Superb, brightly lit performances of music by Britons born 300 years apart

Record and Artist Details

Genre:

Vocal

Label: Coro

Media Format: CD or Download

Media Runtime: 0

Catalogue Number: COR16069

The title of this superb new disc from The Sixteen is taken from John Talbot’s “Ode upon the death of Purcell”; but such is the quality of the singing here that one is also reminded of Dryden’s “heav’nly choir” in his own “An Ode, On the Death of Mr Henry Purcell”.

But why talk of death? These performances were recorded live during the opening concert of The Sixteen’s 2009 Choral Pilgrimage to celebrate both Purcell’s 350th birthday and Scottish composer James MacMillan’s 50th. Thus, while the anthems, motets and the first set of Funeral Sentences by Purcell presented here definitely tend towards the sombre, and MacMillan’s musical language often has recourse to a stark muscularity, the darkness invariably gives way to light in the form of ecstatic melismas and lucent major-mode harmonies.
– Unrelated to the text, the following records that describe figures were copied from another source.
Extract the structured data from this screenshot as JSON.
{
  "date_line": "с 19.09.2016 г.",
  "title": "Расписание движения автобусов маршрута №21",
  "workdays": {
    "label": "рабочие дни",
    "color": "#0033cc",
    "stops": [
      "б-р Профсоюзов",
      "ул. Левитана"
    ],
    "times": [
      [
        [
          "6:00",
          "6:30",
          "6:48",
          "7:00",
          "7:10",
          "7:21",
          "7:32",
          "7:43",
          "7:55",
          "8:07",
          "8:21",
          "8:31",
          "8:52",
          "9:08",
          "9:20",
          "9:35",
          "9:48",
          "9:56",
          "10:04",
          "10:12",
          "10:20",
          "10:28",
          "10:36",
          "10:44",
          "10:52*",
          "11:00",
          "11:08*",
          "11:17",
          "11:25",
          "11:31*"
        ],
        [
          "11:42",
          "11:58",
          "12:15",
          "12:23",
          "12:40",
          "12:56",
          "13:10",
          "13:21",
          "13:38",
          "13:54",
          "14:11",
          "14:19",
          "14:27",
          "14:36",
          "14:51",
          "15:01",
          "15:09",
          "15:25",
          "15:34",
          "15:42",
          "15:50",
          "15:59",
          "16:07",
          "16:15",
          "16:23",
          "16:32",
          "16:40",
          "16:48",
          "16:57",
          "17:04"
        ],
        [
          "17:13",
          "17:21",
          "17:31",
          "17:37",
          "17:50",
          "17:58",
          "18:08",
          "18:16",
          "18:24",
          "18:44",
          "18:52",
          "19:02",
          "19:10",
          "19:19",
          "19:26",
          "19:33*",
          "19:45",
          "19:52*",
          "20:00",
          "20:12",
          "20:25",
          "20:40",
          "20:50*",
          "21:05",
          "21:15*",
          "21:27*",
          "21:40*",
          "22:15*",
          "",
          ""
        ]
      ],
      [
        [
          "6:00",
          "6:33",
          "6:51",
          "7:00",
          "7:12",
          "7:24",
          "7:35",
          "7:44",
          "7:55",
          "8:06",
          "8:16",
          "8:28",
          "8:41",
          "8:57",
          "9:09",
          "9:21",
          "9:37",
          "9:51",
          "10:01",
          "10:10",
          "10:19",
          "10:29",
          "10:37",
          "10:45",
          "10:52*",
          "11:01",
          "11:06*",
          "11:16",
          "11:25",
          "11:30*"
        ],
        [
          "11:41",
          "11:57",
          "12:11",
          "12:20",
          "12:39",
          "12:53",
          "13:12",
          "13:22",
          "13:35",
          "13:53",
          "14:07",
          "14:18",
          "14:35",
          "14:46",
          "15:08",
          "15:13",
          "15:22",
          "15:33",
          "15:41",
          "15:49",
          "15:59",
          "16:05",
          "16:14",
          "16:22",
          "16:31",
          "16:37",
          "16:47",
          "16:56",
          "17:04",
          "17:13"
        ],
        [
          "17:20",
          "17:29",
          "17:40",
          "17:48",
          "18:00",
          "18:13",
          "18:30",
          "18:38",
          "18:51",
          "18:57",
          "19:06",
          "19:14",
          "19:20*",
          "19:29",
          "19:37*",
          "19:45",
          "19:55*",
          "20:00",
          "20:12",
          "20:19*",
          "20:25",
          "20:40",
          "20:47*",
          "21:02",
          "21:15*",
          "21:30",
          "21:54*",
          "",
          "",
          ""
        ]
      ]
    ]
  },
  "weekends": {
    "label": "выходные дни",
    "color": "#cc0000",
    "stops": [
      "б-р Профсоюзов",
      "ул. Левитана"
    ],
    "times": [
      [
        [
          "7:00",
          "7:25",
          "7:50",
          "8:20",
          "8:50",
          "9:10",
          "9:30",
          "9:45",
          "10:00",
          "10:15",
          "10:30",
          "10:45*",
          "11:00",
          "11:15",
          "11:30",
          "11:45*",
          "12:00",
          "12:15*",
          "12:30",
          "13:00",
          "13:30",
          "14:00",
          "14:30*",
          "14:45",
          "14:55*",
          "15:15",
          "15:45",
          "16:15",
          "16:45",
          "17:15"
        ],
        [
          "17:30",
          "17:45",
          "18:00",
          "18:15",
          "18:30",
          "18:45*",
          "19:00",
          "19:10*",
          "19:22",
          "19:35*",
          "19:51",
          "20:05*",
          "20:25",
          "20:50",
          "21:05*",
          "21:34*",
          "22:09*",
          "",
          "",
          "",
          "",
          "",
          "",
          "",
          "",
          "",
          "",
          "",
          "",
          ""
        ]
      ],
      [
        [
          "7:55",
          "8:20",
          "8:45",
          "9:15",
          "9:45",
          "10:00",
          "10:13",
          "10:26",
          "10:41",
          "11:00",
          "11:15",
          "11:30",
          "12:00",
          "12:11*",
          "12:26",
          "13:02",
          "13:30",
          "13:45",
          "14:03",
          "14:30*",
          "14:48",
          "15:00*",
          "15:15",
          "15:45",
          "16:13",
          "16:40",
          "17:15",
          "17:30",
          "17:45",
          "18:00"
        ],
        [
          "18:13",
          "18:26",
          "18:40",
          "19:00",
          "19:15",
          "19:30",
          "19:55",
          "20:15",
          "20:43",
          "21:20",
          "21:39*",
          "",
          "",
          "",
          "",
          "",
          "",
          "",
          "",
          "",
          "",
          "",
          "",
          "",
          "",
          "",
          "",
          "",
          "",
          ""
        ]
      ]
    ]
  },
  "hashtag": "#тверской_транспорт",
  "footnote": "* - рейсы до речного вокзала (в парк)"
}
Throughout, the choral sound is rich yet unfailingly transparent – as obvious in the opening Jehova quam multi sunt hostes mei of Purcell as in MacMillan’s masterly O bone Jesu. But the solo work is equally impressive – listen, for example, to tenors Simon Berridge and Mark Dobell and bass Eamonn Dougan in Purcell’s Let mine eyes run down with tears or sopranos Grace Davidson and Charlotte Mobbs in the same composer’s splendid O dive custos.

Christophers’s direction is, as always, forever alert to the relationship between words and music – especially close with these two composers – while ensuring the careful delineation of the overall musical structure and each phrase, period and paragraph within it. Some minor blemishes aside, “Bright Orb of Harmony” deserves to be set among that constellation of previous dazzling recordings by an ensemble that is less a choir, more an institution.